PhD student: Hanna SCHÖPPER; Wildlife and Ecology

Supervisors: Susanne HUBER, Rupert PALME

Abstract: The investigation of the effects of early life factors on later life events is an emerging field of biological and medical research. There is accumulating evidence that environmental and social conditions experienced during foetal and neonatal life may influence early development with potential long-term consequences for a variety of parameters such as growth, reproduction, susceptibility to diseases, and survival. Recent human studies on birth season effects on reproductive output raised the assumption that the environmental conditions experienced during early life may have long-term consequences for later reproductive performance. The effects of early environmental conditions on later stress response have not been examined yet although several studies show that early social experience may explain individual differences of stress physiology. Aim of the project is to investigate whether environmental and maternal conditions during early development, including both pre- and postnatal environmental and maternal challenges, may exert long-term effects on i) later stress response, and ii) later reproduction in guinea pigs, and iii) whether there are any interactions between both putative effects, by examining the effects of challenges during the pre- and postnatal period on later stress responsiveness and reproductive function, respectively.

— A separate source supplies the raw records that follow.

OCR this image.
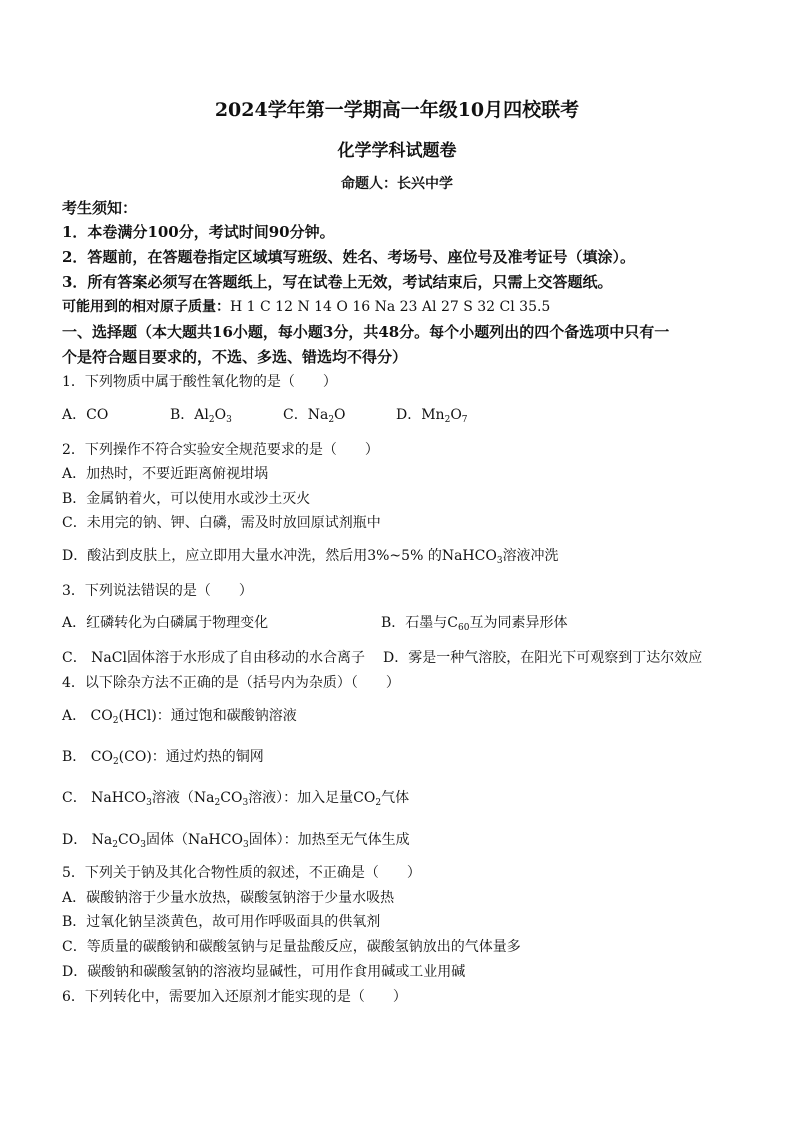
2024学年第一学期高一年级10月四校联考
化学学科试题卷
命题人：长兴中学
考生须知：
1．本卷满分100分，考试时间90分钟。
2．答题前，在答题卷指定区域填写班级、姓名、考场号、座位号及准考证号（填涂）。
3．所有答案必须写在答题纸上，写在试卷上无效，考试结束后，只需上交答题纸。
可能用到的相对原子质量：H 1 C 12 N 14 O 16 Na 23 Al 27 S 32 Cl 35.5
一、选择题（本大题共16小题，每小题3分，共48分。每个小题列出的四个备选项中只有一
个是符合题目要求的，不选、多选、错选均不得分）
1．下列物质中属于酸性氧化物的是（　　）
A．CO	B．$Al_2O_3$	C．$Na_2O$	D．$Mn_2O_7$
2．下列操作不符合实验安全规范要求的是（　　）
A．加热时，不要近距离俯视坩埚
B．金属钠着火，可以使用水或沙土灭火
C．未用完的钠、钾、白磷，需及时放回原试剂瓶中
D．酸沾到皮肤上，应立即用大量水冲洗，然后用3%~5% 的NaHCO$_3$溶液冲洗
3．下列说法错误的是（　　）
A．红磷转化为白磷属于物理变化	B．石墨与$C_{60}$互为同素异形体
C． NaCl固体溶于水形成了自由移动的水合离子 D．雾是一种气溶胶，在阳光下可观察到丁达尔效应
4．以下除杂方法不正确的是（括号内为杂质）（　　）
A． $CO_2(HCl)$：通过饱和碳酸钠溶液
B． $CO_2(CO)$：通过灼热的铜网
C． NaHCO$_3$溶液（$Na_2CO_3$溶液）：加入足量$CO_2$气体
D． $Na_2CO_3$固体（NaHCO$_3$固体）：加热至无气体生成
5．下列关于钠及其化合物性质的叙述，不正确是（　　）
A．碳酸钠溶于少量水放热，碳酸氢钠溶于少量水吸热
B．过氧化钠呈淡黄色，故可用作呼吸面具的供氧剂
C．等质量的碳酸钠和碳酸氢钠与足量盐酸反应，碳酸氢钠放出的气体量多
D．碳酸钠和碳酸氢钠的溶液均显碱性，可用作食用碱或工业用碱
6．下列转化中，需要加入还原剂才能实现的是（　　）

The guinea pig will be used as model species as, owing to similarities between the guinea pig and human ovarian cycle, it is a suitable model for an experimental examination of effects of early life factors on later reproductive capacity found in humans.

Hanna SCHÖPPER, Mag. vet. med.

Research Institute for Wildlife and Ecology

Working hypothesis: Environmental and maternal conditions during the early pre- and postnatal development of the progeny affect its later stress responsiveness and reproductive function in Guinea Pigs.